Slashdot Mirror

← Back to Stories (view on slashdot.org)

Forensics Tool Finds Headerless Encrypted Files

Posted by timothy on from the sir-there's-an-anomaly-here dept.

gurps_npc writes "Forensics Innovations claims to have for sale a product that detects headerless encrypted files, such as TrueCrypt Dynamic files. It does not decrypt the file, just tells you that it is in fact an encrypted file. It works by detecting hidden patterns that don't exist in a random file. It does not mention steganography, but if their claim is true, it seems that it should be capable of detecting stenographic information as well."

3 of 374 comments (clear)

  1. Yet another scam by trifish · · Score: 5, Interesting

    Wow, the quality of Slashdot has really been going down lately. Now any random fraud can submit his misleading material and it gets accepted to front page just because it sounds interesting? Is this actually tabloid or serious news for nerds who understand what the talk about?

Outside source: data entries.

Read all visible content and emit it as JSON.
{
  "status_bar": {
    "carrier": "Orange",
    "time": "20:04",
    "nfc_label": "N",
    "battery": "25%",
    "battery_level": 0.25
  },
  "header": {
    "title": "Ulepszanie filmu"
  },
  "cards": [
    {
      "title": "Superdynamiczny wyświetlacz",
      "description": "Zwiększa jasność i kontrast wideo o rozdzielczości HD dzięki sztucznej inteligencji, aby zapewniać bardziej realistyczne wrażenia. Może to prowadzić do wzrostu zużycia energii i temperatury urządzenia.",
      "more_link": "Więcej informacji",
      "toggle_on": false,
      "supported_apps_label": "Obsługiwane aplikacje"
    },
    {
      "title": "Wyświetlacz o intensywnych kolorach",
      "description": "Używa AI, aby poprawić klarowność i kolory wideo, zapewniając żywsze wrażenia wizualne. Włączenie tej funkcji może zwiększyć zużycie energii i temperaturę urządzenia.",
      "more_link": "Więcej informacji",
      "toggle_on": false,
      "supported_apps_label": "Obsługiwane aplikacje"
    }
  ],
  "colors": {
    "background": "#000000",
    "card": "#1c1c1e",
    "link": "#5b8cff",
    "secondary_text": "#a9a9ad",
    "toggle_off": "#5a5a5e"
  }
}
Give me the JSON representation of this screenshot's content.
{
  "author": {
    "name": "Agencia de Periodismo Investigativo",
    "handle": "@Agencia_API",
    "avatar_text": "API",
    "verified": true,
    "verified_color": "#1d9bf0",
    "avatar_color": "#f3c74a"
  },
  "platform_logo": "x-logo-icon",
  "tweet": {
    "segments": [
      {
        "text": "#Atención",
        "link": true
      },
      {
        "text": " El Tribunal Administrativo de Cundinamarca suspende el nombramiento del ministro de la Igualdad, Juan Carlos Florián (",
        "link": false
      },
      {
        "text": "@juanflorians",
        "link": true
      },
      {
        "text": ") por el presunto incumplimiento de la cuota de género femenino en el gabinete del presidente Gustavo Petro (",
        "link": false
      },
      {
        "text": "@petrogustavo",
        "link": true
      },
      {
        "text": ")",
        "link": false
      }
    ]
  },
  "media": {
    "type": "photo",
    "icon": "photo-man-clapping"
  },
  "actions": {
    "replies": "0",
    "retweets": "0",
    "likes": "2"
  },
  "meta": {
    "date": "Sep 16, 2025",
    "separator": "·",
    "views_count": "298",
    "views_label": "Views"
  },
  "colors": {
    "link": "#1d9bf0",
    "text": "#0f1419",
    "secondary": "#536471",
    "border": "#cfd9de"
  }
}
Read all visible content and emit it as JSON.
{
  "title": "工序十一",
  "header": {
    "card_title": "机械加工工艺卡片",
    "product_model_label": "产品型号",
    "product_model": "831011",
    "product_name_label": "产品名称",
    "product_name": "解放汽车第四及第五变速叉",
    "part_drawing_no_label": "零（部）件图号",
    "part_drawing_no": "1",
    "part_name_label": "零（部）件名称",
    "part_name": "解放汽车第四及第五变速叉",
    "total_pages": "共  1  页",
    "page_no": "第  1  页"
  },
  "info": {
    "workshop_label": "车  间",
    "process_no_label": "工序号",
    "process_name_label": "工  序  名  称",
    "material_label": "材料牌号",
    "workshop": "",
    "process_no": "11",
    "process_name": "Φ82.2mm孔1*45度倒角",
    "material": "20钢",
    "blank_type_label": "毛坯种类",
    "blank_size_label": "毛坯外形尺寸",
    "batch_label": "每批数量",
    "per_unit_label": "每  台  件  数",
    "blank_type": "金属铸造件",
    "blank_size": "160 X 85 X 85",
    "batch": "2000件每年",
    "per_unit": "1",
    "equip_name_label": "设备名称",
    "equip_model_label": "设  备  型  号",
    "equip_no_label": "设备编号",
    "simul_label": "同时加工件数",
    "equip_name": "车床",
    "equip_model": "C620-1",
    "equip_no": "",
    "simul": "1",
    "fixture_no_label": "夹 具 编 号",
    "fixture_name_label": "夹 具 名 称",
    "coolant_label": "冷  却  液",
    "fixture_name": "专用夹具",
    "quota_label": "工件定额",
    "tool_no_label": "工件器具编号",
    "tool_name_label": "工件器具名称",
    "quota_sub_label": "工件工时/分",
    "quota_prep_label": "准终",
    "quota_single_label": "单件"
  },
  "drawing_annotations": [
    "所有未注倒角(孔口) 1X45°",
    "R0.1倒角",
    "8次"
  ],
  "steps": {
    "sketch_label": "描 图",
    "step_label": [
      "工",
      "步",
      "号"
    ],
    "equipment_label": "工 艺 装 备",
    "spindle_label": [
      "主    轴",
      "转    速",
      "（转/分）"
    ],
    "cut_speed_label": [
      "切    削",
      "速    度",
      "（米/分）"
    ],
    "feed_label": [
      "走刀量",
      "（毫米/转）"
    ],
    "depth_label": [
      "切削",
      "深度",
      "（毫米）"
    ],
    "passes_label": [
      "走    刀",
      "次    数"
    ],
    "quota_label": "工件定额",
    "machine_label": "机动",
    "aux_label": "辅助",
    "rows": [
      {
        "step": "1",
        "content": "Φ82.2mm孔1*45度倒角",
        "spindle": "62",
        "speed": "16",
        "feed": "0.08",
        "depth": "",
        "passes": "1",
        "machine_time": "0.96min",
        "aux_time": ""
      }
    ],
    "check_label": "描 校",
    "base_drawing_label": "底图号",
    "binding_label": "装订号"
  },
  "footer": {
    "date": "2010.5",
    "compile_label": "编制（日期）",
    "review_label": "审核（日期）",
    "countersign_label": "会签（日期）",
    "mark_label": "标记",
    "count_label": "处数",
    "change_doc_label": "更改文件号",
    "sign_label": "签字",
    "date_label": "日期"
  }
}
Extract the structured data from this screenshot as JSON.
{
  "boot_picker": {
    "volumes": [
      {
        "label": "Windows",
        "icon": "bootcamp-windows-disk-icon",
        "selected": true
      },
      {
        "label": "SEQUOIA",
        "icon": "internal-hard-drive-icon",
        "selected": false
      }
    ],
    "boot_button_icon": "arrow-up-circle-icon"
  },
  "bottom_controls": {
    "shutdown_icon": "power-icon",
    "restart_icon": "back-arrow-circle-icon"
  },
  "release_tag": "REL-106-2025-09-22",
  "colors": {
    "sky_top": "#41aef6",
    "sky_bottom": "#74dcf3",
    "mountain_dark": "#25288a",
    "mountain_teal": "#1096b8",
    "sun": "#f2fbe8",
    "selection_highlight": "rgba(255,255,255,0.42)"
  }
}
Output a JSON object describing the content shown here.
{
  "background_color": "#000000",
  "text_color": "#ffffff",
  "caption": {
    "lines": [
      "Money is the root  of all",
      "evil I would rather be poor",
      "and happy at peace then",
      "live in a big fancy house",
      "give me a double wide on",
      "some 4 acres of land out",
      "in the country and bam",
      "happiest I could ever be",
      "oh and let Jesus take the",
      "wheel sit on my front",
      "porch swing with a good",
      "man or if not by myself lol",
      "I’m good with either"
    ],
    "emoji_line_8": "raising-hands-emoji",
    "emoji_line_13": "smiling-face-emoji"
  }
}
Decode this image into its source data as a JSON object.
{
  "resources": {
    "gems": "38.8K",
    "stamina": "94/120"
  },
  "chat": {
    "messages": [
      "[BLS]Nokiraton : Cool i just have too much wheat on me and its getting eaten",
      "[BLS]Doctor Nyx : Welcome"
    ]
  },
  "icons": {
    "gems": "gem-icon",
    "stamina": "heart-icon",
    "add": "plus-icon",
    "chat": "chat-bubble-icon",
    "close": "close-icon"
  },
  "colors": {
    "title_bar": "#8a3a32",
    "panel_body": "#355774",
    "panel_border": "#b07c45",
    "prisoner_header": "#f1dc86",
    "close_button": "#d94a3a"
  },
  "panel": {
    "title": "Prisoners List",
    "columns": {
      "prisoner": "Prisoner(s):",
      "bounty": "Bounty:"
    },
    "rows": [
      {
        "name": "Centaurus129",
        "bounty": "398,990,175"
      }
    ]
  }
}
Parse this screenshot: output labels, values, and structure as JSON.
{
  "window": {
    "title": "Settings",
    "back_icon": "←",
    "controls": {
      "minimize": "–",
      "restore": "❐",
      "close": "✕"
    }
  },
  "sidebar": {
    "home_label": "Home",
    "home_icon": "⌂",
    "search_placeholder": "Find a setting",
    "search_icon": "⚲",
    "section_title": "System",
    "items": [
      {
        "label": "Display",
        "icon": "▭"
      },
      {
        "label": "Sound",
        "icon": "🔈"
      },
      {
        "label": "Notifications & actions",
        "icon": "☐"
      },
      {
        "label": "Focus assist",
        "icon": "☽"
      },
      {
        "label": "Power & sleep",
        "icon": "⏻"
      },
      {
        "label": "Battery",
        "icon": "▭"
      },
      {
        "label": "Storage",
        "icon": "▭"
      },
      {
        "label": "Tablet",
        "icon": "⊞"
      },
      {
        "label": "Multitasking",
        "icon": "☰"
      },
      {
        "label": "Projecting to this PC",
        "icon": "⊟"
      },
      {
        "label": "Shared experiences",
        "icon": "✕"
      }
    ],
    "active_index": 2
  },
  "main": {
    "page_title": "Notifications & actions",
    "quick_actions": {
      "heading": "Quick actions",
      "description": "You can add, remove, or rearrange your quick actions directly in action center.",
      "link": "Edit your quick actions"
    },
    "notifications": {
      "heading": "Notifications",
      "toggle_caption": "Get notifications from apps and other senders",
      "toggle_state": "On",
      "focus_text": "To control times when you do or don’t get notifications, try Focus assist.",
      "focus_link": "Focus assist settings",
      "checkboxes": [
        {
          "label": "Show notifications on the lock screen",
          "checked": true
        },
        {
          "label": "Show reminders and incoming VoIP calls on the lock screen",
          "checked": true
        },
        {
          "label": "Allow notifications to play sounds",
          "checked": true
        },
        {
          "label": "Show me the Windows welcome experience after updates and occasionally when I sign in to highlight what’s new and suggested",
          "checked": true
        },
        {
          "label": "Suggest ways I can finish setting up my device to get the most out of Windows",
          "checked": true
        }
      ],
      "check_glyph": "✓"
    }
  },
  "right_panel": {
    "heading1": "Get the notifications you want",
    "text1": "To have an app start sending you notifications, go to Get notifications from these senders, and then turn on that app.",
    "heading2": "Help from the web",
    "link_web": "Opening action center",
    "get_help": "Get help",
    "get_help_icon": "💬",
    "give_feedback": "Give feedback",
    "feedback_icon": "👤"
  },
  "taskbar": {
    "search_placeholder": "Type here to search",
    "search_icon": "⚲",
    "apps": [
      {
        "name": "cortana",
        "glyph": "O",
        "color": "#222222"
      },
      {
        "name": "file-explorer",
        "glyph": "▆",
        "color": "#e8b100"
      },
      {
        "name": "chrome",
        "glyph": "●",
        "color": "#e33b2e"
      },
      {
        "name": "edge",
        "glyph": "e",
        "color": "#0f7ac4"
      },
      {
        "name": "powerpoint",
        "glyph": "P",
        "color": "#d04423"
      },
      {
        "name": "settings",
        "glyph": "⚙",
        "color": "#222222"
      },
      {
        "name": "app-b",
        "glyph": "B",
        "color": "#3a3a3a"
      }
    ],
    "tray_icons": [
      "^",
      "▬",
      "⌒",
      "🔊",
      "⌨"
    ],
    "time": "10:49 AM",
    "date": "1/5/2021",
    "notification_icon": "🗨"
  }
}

    In short, this is yet another lame attempt to make money by posting bogus claims about a popular product.

    First, hidden volumes are the only kind of steganography that TrueCrypt offers. Second, if you read the TrueCrypt documentation, you'll learn the following about hidden volumes vs. dynamic:

    On Linux or Mac OS X, if you intend to create a hidden volume within a file-hosted TrueCrypt volume, make sure that the volume is not sparse-file-hosted (the Windows version of TrueCrypt verifies this and disallows creation of hidden volumes within sparse files).

    Furthermore, when I try to create a dynamic TrueCrypt volume, TrueCrypt displays a big warning saying that dynamic volumes are insecure. That's right. Insecure.

    So again, I demote this story as total and utter bogus motivated by the vision commercial gain.

    1. Re:Yet another scam by gurps_npc · · Score: 4, Interesting
      I am the poster. I have ZERO connection to the company mentioned I read about because I do computer programming for a law firm.

      The article may in fact just be an advertisement, created for commercial gain.

      But it was posted because I personally read it and was interested in it.

      --
      excitingthingstodo.blogspot.com
  2. Re:Don't worry by FutureDomain · · Score: 4, Interesting

    The company has "innovations" in it's name, so their product probably won't work.

    I actually tried it with a Truecrypt volume and a random file (/dev/urandom) and it seems to work. The Truecrypt is identified as "Encrypted Data (Headerless)" and the random file is identified as "Data File (Unknown)".

    --
    Hydraulic pizza oven!! Guided missile! Herring sandwich! Styrofoam! Jayne Mansfield! Aluminum siding! Borax!